Terkait dengan proyek proyek tersebut, kata Ade, pihaknya telah melakukan investigasi secara acak (random) terhadap puluhan dari sekitar 160 titik kegiatan proyek rehabilitasi dan renovasi sarana dan prasarana sekolah Kabupaten Lebak 1,2 dan 3
” Salah satunya , SDN 2 Ciuyah, Kecamatan Sajira disini kami menemukan adanya sejumlah spesifikasi bangunan tidak sesuai RAB. Bahkan WC dan Fasilitas air di SDN 2 ini diduga tak dilaksanakan. Padahal berdasarkan RAB yang kami miliki mustinya pembangunan WC dan seperangkat perlengkapan airnya (Jet Pump) harus mulai dari nol ” Beber Ade.
Proyek rehabilitasi dan renovasi sarana dan prasarana sekolah Lebak 1,2dan 3 ini, sambung Ade merupakan alokasi anggaran APBN tahun 2019 dari Kementerian Pekerjaan Umum dan Perumahan Rakyat Derektorat Jenderal Cipta Karya Balai Prasarana Pemukiman Wilayah Banten.
” Untuk SDN 2 Ciuyah ini berdasarkan papan proyek masuk kepada salah satu proyek sarana dan prasarana sekolah Lebak 2, dengan nilai Rp 35,09 miliar yang tersebar di 46 titik sekolah di Kabupaten Lebak. Pelaksanaannya PT Hagitasinar Lestari Megah. Meski demikian pelaksana di lapangan umumnya kami menemukan terjadi sub kontrak, bukan pemenang tender langsung yang melaksanakan ” Katanya.

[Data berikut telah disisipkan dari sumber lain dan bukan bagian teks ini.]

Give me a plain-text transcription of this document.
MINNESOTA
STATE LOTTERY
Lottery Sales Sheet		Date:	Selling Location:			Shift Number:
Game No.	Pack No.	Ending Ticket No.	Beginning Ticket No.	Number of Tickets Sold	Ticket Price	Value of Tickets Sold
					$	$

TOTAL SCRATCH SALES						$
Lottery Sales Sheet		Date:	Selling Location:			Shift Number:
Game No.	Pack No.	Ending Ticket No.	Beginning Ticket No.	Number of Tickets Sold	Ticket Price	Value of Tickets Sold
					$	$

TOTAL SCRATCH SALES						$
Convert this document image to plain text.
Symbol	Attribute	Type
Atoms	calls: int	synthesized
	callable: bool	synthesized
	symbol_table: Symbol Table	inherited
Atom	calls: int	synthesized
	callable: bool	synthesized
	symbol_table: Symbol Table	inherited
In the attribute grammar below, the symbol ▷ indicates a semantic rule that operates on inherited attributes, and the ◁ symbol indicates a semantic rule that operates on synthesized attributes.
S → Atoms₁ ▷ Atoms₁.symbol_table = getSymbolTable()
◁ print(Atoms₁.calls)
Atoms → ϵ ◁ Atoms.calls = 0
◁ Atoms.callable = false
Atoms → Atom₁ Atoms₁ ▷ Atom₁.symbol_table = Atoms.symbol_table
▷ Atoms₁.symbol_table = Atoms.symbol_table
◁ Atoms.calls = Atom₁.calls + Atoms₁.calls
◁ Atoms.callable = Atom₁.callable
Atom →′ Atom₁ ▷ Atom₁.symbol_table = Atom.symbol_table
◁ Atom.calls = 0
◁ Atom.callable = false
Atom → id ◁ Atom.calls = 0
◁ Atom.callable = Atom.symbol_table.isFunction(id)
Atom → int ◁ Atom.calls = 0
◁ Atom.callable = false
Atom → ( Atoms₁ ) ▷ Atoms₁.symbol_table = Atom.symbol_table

Selain itu kata Ade, realita dilapangan kegiatan proyek sarana dan prasarana sekolah Lebak 1,2dan 3 ini, pihak dinas pendidikan kabupaten Lebak sendiri tidak mengetahuinya.
” Saya dah ketemu dengan Kadis dan Kabid di Dinas Pendidikan Kabupaten Lebak. Mereka menyatakan tidak tau, Itu artinya proyek ini tak ada koordinasi dengan pemerintahan daerah” Imbuhnya.
Proyek dari kementrian PUPR ini kata Ade, akan menjadi konsen lembaganya. Bahkan sambung Ade temuan hasil investigasinya ini akan ditindak lanjuti ke aparat penegak hukum.
” Jujur bukan berarti kami tidak percaya kepada aparat kepolisian dan Kejaksaan. Khusus proyek ini, karena nilainya mencapai ratusan miliar, kami akan menindaklanjutinya ke KPK saja” Tandas Ade.
Untuk di ketahui, selain proyek sarana dan prasarana sekolah Lebak 2.Juga proyek sekolah Lebak 1 dengan nilai Rp 31,1 miliar dan tersebar di 41 titik, pelaksanaanya PT Wisana Matrakarya . Sedangkan untuk proyek sarana dan prasarana sekolah Lebak 3 nilainya Rp 36,1 miliar dengan sebaran di 43 titik sekolah, pelaksanaanya PT Jasipa Mitra Perkasa .
Sementara itu, pihak pelaksanaan proyek kegiatan ini belum bisa diminta tanggapannya, karena pihak pelaksananya berkantor di luar Provinsi Banten.